A year ago, electric vehicles had the auto world abuzz, and it seemed like an all-electric future was just around the corner. But today’s car buyers are having second thoughts, short-circuiting sales growth and causing plug-in models to pile up on dealer lots. Automakers, who are pouring more than $100 billion into developing EVs this decade, are now slashing prices, production and profit forecasts for the new green vehicles. Inventory of battery-powered models made by companies like Tesla has more than doubled over the past year, reaching a record high of a 114-day supply last month, compared with 71 days for the overall auto industry.
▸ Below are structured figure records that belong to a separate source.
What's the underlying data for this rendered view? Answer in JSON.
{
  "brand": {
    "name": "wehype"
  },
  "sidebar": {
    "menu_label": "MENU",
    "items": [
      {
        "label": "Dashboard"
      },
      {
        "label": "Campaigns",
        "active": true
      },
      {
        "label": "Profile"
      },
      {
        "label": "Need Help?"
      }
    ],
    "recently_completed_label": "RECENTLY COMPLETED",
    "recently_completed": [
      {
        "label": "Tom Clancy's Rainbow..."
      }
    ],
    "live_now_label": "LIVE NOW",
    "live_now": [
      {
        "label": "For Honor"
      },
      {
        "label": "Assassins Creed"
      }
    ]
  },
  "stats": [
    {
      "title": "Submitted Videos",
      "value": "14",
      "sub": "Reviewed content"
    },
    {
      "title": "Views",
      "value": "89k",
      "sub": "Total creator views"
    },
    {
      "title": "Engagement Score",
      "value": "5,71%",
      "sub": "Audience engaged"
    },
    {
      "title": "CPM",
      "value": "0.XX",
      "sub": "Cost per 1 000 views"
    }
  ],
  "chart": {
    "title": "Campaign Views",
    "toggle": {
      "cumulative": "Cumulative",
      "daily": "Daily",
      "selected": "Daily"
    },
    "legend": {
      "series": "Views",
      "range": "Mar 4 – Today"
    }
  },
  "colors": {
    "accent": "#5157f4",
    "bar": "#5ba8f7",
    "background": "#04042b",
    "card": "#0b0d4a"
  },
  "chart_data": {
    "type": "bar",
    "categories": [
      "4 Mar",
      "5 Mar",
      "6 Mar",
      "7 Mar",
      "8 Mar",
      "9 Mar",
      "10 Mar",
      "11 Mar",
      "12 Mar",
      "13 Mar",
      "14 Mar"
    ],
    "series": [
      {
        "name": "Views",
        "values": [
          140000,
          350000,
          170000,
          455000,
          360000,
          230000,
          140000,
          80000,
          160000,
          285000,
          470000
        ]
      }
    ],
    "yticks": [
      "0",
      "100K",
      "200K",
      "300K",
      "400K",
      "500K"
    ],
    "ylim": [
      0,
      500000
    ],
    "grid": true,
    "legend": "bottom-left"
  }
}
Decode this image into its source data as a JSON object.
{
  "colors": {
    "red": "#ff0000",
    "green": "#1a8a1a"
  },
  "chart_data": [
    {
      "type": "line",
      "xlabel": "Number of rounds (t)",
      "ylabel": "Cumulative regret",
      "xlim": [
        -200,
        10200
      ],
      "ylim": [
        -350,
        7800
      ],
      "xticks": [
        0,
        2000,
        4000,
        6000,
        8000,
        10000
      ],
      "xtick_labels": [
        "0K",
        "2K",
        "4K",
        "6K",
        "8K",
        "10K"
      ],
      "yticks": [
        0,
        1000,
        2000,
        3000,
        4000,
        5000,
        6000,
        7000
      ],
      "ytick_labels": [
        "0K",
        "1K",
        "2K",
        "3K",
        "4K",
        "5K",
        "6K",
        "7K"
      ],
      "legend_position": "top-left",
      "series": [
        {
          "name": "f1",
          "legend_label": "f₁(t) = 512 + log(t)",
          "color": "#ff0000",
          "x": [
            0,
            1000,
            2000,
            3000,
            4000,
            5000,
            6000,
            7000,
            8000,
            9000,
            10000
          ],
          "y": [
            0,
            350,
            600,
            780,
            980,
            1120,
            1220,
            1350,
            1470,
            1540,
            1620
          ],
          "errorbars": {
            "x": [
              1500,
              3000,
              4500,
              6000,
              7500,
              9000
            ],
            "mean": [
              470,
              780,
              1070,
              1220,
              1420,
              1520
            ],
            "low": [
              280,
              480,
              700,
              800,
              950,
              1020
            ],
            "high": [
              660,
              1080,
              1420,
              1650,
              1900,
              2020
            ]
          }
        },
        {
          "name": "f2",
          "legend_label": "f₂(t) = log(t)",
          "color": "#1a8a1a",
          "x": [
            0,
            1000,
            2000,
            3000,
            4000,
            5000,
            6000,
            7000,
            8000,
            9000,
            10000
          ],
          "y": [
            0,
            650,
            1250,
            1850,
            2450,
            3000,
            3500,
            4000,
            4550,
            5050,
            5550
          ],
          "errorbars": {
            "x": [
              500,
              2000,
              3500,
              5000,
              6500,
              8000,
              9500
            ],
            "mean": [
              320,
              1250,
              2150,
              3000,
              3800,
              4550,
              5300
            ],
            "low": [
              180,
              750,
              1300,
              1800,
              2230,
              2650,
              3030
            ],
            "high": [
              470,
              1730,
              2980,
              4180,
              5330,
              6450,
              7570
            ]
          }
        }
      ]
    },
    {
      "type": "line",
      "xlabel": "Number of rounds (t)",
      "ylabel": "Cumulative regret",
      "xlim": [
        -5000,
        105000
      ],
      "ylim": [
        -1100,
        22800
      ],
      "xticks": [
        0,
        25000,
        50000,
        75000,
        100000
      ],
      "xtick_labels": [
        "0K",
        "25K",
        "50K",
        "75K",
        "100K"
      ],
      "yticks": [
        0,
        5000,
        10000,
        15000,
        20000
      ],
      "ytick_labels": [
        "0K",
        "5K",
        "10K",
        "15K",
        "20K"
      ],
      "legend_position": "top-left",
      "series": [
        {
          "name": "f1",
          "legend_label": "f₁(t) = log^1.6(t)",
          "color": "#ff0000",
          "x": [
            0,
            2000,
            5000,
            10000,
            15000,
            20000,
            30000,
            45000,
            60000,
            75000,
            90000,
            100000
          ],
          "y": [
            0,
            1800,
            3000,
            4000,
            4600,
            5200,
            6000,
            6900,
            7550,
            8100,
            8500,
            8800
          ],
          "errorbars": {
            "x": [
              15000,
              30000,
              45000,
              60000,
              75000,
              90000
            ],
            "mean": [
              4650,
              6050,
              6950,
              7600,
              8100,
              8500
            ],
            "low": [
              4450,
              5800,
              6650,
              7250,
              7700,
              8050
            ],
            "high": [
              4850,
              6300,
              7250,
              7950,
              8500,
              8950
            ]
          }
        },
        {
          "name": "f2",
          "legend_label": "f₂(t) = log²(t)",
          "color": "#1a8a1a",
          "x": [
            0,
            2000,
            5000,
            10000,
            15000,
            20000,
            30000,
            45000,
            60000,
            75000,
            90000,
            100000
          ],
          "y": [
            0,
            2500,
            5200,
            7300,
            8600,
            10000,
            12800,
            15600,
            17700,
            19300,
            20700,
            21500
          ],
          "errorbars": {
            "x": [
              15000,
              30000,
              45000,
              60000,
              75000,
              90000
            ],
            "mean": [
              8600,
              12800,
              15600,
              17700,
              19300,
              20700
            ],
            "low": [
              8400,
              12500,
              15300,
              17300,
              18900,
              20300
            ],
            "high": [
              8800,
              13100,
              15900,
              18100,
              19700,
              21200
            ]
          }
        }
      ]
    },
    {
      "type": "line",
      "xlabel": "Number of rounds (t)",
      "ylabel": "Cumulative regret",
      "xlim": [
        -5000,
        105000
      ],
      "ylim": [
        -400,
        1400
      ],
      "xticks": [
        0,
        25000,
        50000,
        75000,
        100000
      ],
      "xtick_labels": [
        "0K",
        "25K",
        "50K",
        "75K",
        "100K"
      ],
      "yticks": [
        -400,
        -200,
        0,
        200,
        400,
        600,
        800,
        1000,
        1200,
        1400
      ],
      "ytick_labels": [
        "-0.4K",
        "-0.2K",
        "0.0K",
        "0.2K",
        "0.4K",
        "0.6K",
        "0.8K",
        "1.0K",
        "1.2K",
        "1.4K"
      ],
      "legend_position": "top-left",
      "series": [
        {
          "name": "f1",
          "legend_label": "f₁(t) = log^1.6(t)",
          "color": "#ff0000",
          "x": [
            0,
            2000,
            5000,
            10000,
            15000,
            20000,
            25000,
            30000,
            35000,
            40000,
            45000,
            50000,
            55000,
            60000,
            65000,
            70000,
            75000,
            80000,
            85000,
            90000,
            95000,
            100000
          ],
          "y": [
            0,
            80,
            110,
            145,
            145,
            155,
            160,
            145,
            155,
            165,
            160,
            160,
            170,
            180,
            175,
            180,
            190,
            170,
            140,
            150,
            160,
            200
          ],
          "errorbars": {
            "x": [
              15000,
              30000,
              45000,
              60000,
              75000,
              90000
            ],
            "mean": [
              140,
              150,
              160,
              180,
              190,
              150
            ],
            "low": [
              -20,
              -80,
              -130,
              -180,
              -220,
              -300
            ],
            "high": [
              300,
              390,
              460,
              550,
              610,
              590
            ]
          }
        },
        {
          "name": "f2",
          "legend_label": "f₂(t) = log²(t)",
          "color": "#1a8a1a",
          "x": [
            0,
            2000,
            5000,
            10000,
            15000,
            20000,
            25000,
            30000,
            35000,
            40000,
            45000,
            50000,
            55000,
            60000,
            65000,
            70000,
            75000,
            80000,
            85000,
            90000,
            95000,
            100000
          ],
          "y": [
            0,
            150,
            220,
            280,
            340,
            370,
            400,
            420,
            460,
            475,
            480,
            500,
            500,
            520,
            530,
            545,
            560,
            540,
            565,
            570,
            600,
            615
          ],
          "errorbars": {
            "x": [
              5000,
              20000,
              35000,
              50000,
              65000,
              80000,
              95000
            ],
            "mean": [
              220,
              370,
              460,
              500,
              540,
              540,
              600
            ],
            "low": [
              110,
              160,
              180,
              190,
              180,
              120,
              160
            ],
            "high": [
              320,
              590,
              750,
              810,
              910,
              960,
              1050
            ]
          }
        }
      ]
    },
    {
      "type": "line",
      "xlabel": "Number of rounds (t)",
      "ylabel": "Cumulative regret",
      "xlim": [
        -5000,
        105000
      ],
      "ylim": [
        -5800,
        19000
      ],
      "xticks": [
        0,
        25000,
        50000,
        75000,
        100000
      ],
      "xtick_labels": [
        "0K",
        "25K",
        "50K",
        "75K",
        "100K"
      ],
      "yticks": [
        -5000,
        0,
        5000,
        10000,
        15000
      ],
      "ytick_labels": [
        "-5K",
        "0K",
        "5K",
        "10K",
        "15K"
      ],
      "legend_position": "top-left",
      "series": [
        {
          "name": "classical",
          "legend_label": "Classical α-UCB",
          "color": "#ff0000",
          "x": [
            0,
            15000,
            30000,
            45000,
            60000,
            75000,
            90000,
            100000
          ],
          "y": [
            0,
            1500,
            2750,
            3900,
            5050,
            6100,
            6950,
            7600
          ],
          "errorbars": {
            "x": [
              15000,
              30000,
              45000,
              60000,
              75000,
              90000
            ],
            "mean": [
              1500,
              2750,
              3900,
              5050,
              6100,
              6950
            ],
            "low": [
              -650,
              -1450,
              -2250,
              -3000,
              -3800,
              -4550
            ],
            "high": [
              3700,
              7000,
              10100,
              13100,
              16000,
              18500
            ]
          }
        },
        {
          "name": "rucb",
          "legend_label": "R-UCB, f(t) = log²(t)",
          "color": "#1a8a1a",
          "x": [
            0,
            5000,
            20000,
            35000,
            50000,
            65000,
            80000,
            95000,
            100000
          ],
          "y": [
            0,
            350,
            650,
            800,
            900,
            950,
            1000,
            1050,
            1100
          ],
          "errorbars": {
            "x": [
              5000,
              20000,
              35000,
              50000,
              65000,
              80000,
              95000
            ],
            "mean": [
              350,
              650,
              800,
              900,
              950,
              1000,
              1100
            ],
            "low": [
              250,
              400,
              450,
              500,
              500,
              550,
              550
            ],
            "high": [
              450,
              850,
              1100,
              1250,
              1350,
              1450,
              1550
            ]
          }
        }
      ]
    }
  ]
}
Speaking of Tesla, Elon Musk’s electric-vehicle maker is now second banana to China’s BYD while his social media platform X (formerly Twitter) continues to spiral downward. One might think the world’s richest man could take solace in the success of SpaceX, the rocket-launching enterprise awash with government contracts. Well that might soon be changing, and it could be thanks to the world’s second-richest man. When the Vulcan rocket lifts off for the first time from Florida in the coming days, multiple billionaires are sure to be watching. Built through a joint venture of Boeing and Lockheed, the new vehicle is poised to take on SpaceX and ferry satellites and cargo for the likes of the Pentagon, NASA and even Amazon. Vulcan is also helping fuel takeover offers for the company building it, the United Launch Alliance. Among them is a multibillion-dollar bid from Blue Origin, the ambitious space venture run by billionaire Jeff Bezos.

The Vulcan rocket on the United Launch Alliance  launchpad at the Cape Canaveral Station in Florida Photographer: Michelle Bruzzese/Bloomberg

What you’ll need to know tomorrow

Just $1 Billion Doesn’t Cut It on This Island

It’s 72 degrees and sunny in Indian Creek Village, a town for the ultra rich on an island off the coast of Miami—a perfect winter morning in Florida’s Billionaire Bunker. Out of sight that day was Bezos, the newest addition to the insulated enclave. His purchases mean the island’s five wealthiest property owners alone control fortunes totaling some $191 billion, according to the Bloomberg Billionaires Index. The exclusive paradise is ground zero for the unprecedented migration of wealth to South Florida over the past five years. It’s also a showcase for the issues cropping up throughout the region as a result—soaring home prices, one of the country’s fastest inflation rates and a growing divide that separates the elite from the hoi polloi, who increasingly struggle to afford to live there.